Virtual private networking (VPN) companies market their services as a way to prevent anyone from snooping on your Internet usage. But new research suggests this is a dangerous assumption when connecting to a VPN via an untrusted network, because attackers on the same network could force a target’s traffic off of the protection provided by their VPN without triggering any alerts to the user.
In our testing, the VPN always continued to report as connected, and the kill switch was never engaged to drop our VPN connection.
This is the only place they mention kill switch. I feel like it needs a slight clarification on whether it was enabled and didn't work, or if was just disabled and therefore not "engaged".
As I understood it, VPNs don't work in this threat model because it's essentially routing traffic through a compromised router before it ever reaches the VPN, so the VPN acts normally but there's a snooper before you ever connect to it
Huh? I thought the whole point of a VPN is to encrypt all traffic between my PC and the VPN server. Please be so kind and educate me on anything I have a misconception of:
For example, I use Safing Portmaster and I have set it up in a way where all the packets have to go through their VPN and if they don't, they get dropped before they leave my PC.
Before that I was running openvpn with a killswitch, which I thought besically did the same, it had a tunnel to the VPN server and if it is down, no packet leaves the PC.
I'm not saying it could not happen, but when you use VPN, the local network equipment does not determine protocols, the VPN infrastructure and it's configuration in the device do. Any local connection, including the internet gateway, just serve as the road for those packets to go out or come in.
If anyone thinks I'm wrong, please let me know, I'm not 100% certain this is the case, but it is my understanding of how VPNs work.
Full tunnel would not mitigate this attack because smaller routes are preferred over larger ones. So, sure, 0.0.0.0/0 is routed over the tunnel, but a route for 8.8.8.8/32 pointing to somewhere layer2 adjacent, pushed via DHCP option 121, would supercede that due to being more specific.
I think that mitigation requires two things for it to work.
You need to use a a Type 2 hypervisor (like Virtualbox, VMware Workstation/Fusion).
That VM needs to be configured in NAT mode.
The two primary ways you can configure a network for a local virtual machine are NAT and Bridged.
Bridged mode places your VM effectively on the same network as your host OS, meaning that any DHCP server that exists on your network (rogue or otherwise) will give your virtual machine and IP.
In NAT mode, the virtualization platform itself includes a DHCP server to dole out IPs, and handle the routing between your virtual machine and your host OS's network.
The thought process is that if you trust your laptop, the DHCP address handed out for NAT mode will not have the VPN breaking DHCP option and your VPN inside the VM will not have it's route table screwed with.
According to Leviathan, there are several ways to minimize the threat from rogue DHCP servers on an unsecured network. One is using a device powered by the Android operating system, which apparently ignores DHCP option 121.
Relying on a temporary wireless hotspot controlled by a cellular device you own also effectively blocks this attack.

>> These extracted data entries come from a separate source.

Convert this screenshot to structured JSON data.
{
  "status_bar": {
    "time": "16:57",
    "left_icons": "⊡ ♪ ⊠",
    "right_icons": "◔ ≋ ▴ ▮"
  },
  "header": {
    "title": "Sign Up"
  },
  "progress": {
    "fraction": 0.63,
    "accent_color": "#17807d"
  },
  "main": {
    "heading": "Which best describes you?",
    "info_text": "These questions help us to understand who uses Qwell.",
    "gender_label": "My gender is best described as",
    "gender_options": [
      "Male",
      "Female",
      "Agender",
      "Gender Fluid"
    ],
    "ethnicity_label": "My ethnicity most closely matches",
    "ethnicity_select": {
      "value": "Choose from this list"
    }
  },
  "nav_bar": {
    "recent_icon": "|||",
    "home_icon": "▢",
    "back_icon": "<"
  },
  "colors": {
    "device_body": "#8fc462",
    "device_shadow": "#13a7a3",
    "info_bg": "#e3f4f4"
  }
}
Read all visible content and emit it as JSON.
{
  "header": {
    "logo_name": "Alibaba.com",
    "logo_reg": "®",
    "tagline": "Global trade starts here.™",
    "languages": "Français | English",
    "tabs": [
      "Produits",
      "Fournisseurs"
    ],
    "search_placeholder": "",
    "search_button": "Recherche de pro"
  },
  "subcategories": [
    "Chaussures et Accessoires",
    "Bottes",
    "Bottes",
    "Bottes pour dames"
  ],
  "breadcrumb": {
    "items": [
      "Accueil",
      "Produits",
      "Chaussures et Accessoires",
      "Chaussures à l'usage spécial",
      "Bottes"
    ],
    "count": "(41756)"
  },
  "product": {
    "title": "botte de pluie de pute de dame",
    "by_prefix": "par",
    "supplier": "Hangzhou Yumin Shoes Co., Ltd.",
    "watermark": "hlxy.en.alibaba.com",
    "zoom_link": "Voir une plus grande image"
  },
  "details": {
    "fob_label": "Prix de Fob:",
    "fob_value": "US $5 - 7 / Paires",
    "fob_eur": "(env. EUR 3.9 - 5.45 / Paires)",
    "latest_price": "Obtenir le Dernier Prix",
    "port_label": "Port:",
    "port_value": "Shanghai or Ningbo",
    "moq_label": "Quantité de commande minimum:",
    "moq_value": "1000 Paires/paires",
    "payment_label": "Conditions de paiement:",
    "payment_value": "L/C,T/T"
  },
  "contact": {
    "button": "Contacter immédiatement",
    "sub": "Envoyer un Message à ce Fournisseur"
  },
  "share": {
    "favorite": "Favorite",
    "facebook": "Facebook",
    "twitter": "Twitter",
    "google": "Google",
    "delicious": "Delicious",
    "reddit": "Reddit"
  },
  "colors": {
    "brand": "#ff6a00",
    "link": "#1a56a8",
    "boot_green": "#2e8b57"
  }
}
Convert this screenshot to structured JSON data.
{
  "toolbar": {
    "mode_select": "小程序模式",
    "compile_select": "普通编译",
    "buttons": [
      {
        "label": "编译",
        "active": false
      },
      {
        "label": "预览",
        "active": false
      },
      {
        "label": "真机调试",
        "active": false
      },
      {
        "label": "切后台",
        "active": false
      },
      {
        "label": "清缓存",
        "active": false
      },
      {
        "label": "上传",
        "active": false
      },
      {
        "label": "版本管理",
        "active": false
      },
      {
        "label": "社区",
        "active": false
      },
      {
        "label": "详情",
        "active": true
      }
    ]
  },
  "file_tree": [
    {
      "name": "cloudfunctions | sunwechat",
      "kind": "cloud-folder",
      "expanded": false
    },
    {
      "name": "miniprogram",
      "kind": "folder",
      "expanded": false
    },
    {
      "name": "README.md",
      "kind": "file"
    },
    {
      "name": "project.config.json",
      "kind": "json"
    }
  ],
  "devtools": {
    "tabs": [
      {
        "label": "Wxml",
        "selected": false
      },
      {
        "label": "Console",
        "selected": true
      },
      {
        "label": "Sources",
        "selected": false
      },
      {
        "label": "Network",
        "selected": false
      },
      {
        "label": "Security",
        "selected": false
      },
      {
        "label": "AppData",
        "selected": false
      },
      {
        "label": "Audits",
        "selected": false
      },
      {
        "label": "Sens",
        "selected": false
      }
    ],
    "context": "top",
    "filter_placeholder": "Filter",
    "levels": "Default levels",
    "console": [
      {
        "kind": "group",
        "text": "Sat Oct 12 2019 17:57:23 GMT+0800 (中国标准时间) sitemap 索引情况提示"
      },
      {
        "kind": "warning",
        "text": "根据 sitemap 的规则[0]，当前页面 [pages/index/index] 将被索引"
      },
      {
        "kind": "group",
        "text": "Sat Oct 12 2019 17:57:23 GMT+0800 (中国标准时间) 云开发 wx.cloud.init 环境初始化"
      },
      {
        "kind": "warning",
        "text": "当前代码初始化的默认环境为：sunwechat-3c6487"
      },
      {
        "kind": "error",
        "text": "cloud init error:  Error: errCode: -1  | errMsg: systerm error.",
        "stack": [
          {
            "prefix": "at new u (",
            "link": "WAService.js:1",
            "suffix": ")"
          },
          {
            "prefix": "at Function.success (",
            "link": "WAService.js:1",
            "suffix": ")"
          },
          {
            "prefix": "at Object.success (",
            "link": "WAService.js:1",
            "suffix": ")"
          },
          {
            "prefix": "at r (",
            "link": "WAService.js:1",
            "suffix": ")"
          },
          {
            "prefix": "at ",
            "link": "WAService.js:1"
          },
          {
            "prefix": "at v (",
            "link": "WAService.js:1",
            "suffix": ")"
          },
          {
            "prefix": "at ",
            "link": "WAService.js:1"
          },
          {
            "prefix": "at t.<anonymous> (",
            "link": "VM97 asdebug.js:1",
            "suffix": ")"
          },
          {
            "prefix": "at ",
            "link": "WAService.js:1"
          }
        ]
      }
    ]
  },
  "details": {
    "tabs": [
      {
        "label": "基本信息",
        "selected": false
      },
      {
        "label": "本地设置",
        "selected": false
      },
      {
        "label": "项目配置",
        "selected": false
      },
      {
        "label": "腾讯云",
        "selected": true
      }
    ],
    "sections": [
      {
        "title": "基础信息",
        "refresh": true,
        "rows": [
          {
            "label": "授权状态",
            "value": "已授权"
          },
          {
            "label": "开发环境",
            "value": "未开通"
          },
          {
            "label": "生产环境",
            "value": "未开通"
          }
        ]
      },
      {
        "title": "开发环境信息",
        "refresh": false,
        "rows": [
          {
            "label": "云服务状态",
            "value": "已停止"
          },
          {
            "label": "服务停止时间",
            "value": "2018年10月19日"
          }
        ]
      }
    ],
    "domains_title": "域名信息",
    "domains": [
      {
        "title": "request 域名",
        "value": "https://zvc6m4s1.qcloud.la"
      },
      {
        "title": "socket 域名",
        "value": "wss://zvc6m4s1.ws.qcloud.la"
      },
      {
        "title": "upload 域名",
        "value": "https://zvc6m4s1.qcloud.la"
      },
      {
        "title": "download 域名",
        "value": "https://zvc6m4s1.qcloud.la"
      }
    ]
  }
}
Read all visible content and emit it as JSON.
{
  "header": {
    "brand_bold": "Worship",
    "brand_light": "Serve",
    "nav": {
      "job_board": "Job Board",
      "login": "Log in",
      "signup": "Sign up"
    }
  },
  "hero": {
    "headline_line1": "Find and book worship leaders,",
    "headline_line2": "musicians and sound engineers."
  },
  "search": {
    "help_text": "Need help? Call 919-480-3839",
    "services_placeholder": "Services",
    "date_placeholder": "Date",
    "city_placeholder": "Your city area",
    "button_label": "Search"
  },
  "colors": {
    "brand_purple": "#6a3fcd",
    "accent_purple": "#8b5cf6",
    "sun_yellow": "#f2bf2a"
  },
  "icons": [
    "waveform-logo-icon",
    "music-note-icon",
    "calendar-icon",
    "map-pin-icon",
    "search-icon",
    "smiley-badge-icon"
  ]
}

“They create a password-locked LAN with automatic network address translation,” the researchers wrote of cellular hot-spots. “Because this network is completely controlled by the cellular device and requires a password, an attacker should not have local network access.”
Leviathan’s Moratti said another mitigation is to run your VPN from inside of a virtual machine (VM) — like Parallels, VMware or VirtualBox. VPNs run inside of a VM are not vulnerable to this attack, Moratti said, provided they are not run in “bridged mode,” which causes the VM to replicate another node on the network.
Short version of this attack, it involves split routing for the tunnels. A lot of clients will have a default route-all to send traffic through the VPN. There is however a limitation to this because the tunnel itself needs a route from the local nic to connect to the VPN endpoint and establish the tunnel, otherwise you end up with a chicken and egg where you can't establish the VPN. By taking advantage of the DHCP option to set preferred routes (really anything more specific than 0.0.0.0/0) it can tell the host system to send the specified traffic through the local gateway rather than the tunnel's virtual adapter.
One relatively simple fix if you happen to have a fancy router/firewall on the edge of the network that handles the VPN would be to use policy based routing rather than relying on the underlying network configuration. Static route tables would be possible too, but in theory that could be overridden by just sending a more specific route again than what was set statically.
I couldn't quickly find an answer to this, but would setting the "UseRoutes" option in systemd-networkd to false prevent the dhcp client from using the option 121 routes?
If so, would this be a possible mitigation for linux devices using systemd?